Bone marrow suppression, dysgeusia, anorexia, vomiting, and diarrhea are the most common side effects, occurring in ~20–30% of the patients treated with penicillamine.

Other possible adverse effects include:
- Nephropathy
- Hepatotoxicity
- Membranous glomerulonephritis
- Aplastic anemia (idiosyncratic)
- Antibody-mediated myasthenia gravis and Lambert–Eaton myasthenic syndrome, which may persist even after its withdrawal
- Drug-induced systemic lupus erythematosus
- Elastosis perforans serpiginosa
- Toxic myopathies
- Unwanted breast growth (macromastia)
- Oligospermia

==Chemistry==

D-(–)-(S)-Penicillamine
(antiarthritic)
L-(+)-(R)-Penicillamine
(toxic)

Penicillamine is a trifunctional organic compound, consisting of a thiol, an amine, and a carboxylic acid. It is an amino acid structurally similar to cysteine, but with geminal dimethyl substituents α to the thiol. Like most amino acids, it is a colorless solid that exists in the zwitterionic form at physiological pH. The acid-base properties of penicillamine and cysteine are very similar. The pK_{a} for the carboxylic acid is 1.8 for both, and the pK_{a} for the thiol and ammonium groups are 10.8 (cys) and 10.5 and 8.3 (cys) and 7.9.

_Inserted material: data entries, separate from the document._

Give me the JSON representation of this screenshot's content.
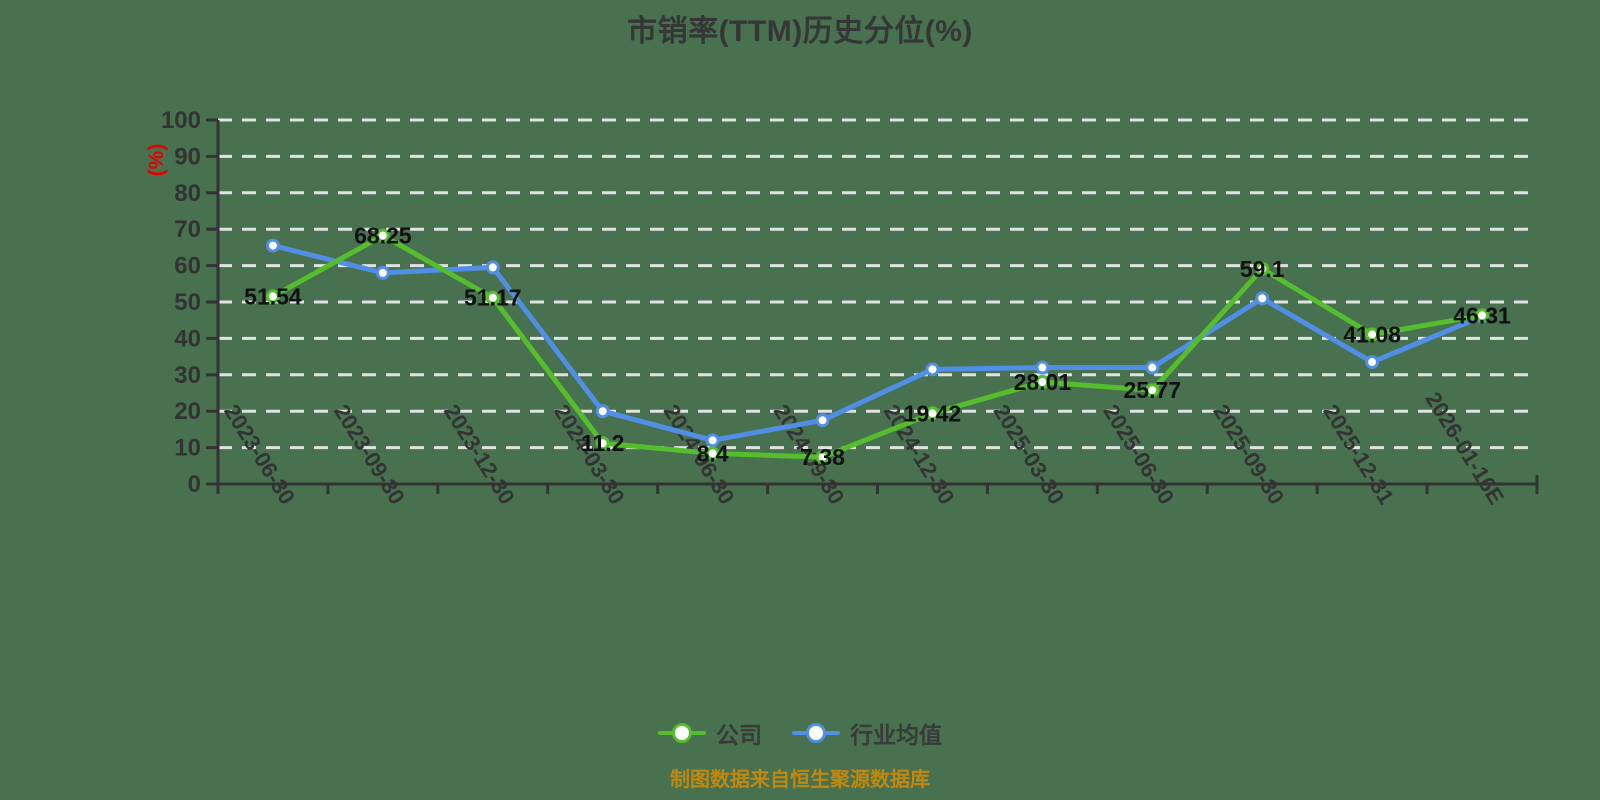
{
  "title": {
    "text": "市销率(TTM)历史分位(%)"
  },
  "y_axis": {
    "name": "(%)",
    "min": 0,
    "max": 100,
    "step": 10
  },
  "footer": {
    "text": "制图数据来自恒生聚源数据库"
  },
  "colors": {
    "background": "#47714F",
    "axis": "#333333",
    "grid": "#E2E2E2",
    "title": "#363636",
    "tick_label": "#333333",
    "data_label": "#111111",
    "y_axis_name": "#E50000",
    "footer": "#C2880E",
    "company": "#55BE2D",
    "industry": "#518EE6",
    "marker_fill": "#FFFFFF"
  },
  "chart_data": {
    "type": "line",
    "title": "市销率(TTM)历史分位(%)",
    "xlabel": "",
    "ylabel": "(%)",
    "ylim": [
      0,
      100
    ],
    "y_tick_step": 10,
    "grid": "horizontal-dashed-white",
    "legend_position": "bottom",
    "categories": [
      "2023-06-30",
      "2023-09-30",
      "2023-12-30",
      "2024-03-30",
      "2024-06-30",
      "2024-09-30",
      "2024-12-30",
      "2025-03-30",
      "2025-06-30",
      "2025-09-30",
      "2025-12-31",
      "2026-01-16E"
    ],
    "series": [
      {
        "name": "公司",
        "color_key": "company",
        "values": [
          51.54,
          68.25,
          51.17,
          11.2,
          8.4,
          7.38,
          19.42,
          28.01,
          25.77,
          59.1,
          41.08,
          46.31
        ],
        "point_labels": [
          "51.54",
          "68.25",
          "51.17",
          "11.2",
          "8.4",
          "7.38",
          "19.42",
          "28.01",
          "25.77",
          "59.1",
          "41.08",
          "46.31"
        ]
      },
      {
        "name": "行业均值",
        "color_key": "industry",
        "values": [
          65.5,
          58,
          59.5,
          20,
          12,
          17.5,
          31.5,
          32,
          32,
          51,
          33.5,
          46
        ],
        "point_labels": []
      }
    ]
  }
}
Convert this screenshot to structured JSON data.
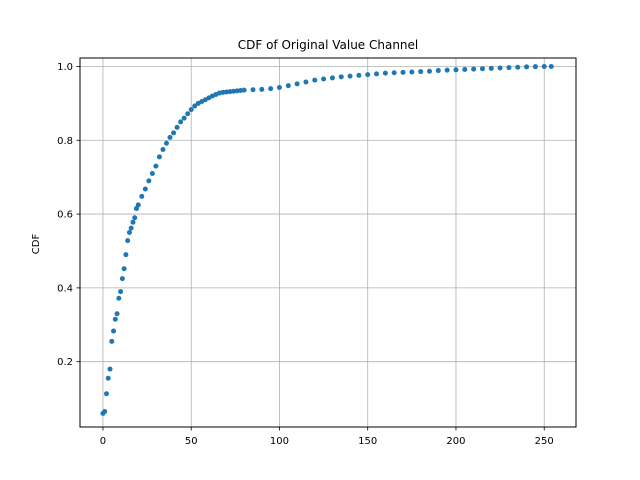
{
  "chart_data": {
    "type": "scatter",
    "title": "CDF of Original Value Channel",
    "xlabel": "",
    "ylabel": "CDF",
    "xlim": [
      -13,
      268
    ],
    "ylim": [
      0.023,
      1.023
    ],
    "xticks": [
      0,
      50,
      100,
      150,
      200,
      250
    ],
    "yticks": [
      0.2,
      0.4,
      0.6,
      0.8,
      1.0
    ],
    "xtick_labels": [
      "0",
      "50",
      "100",
      "150",
      "200",
      "250"
    ],
    "ytick_labels": [
      "0.2",
      "0.4",
      "0.6",
      "0.8",
      "1.0"
    ],
    "grid": true,
    "color": "#1f77b4",
    "x": [
      0,
      1,
      2,
      3,
      4,
      5,
      6,
      7,
      8,
      9,
      10,
      11,
      12,
      13,
      14,
      15,
      16,
      17,
      18,
      19,
      20,
      22,
      24,
      26,
      28,
      30,
      32,
      34,
      36,
      38,
      40,
      42,
      44,
      46,
      48,
      50,
      52,
      54,
      56,
      58,
      60,
      62,
      64,
      66,
      68,
      70,
      72,
      74,
      76,
      78,
      80,
      85,
      90,
      95,
      100,
      105,
      110,
      115,
      120,
      125,
      130,
      135,
      140,
      145,
      150,
      155,
      160,
      165,
      170,
      175,
      180,
      185,
      190,
      195,
      200,
      205,
      210,
      215,
      220,
      225,
      230,
      235,
      240,
      245,
      250,
      254
    ],
    "y": [
      0.06,
      0.065,
      0.113,
      0.155,
      0.18,
      0.255,
      0.283,
      0.315,
      0.33,
      0.372,
      0.39,
      0.425,
      0.452,
      0.49,
      0.528,
      0.55,
      0.562,
      0.578,
      0.59,
      0.615,
      0.625,
      0.648,
      0.668,
      0.69,
      0.71,
      0.73,
      0.755,
      0.775,
      0.792,
      0.808,
      0.82,
      0.835,
      0.85,
      0.86,
      0.872,
      0.883,
      0.893,
      0.9,
      0.905,
      0.91,
      0.915,
      0.92,
      0.924,
      0.928,
      0.93,
      0.931,
      0.932,
      0.933,
      0.934,
      0.935,
      0.936,
      0.937,
      0.938,
      0.94,
      0.943,
      0.948,
      0.953,
      0.958,
      0.963,
      0.966,
      0.969,
      0.972,
      0.974,
      0.976,
      0.978,
      0.98,
      0.982,
      0.983,
      0.984,
      0.985,
      0.986,
      0.987,
      0.989,
      0.99,
      0.991,
      0.992,
      0.993,
      0.994,
      0.995,
      0.996,
      0.997,
      0.998,
      0.999,
      0.9995,
      1.0,
      1.0
    ]
  }
}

Penicillamine is chiral molecule. The natural form has the opposite configuration from the one seen for natural cysteine. The two enantiomers have distinct physiological effects. (S)-penicillamine (D-penicillamine, having (–) optical rotation) is used as a drug (a chiral drug). (R)-penicillamine (L-penicillamine, having (+) optical rotation) is toxic because it inhibits the action of pyridoxine (also known as vitamin B_{6}). D-penicillamine is a metabolite of penicillin but has no antibiotic properties itself. A variety of metal complexes derived from penicillamine are known. For example, copper forms large clusters.

==History==
John Walshe first described the use of penicillamine in Wilson's disease in 1956. He had discovered the compound in the urine of patients (including himself) who had taken penicillin, and experimentally confirmed that it increased urinary copper excretion by chelation. He had initial difficulty convincing several world experts of the time (Denny-Brown and Cumings) of its efficacy, as they held that Wilson's disease was not primarily a problem of copper homeostasis but of amino acid metabolism, and that dimercaprol should be used as a chelator. Later studies confirmed both the copper-centered theory and the efficacy of D-penicillamine. Walshe also pioneered other chelators in Wilson's such as triethylene tetramine and tetrathiomolybdate.

Penicillamine was first synthesized by John Cornforth under supervision of Robert Robinson.

Penicillamine has been used in rheumatoid arthritis since the first successful case in 1964.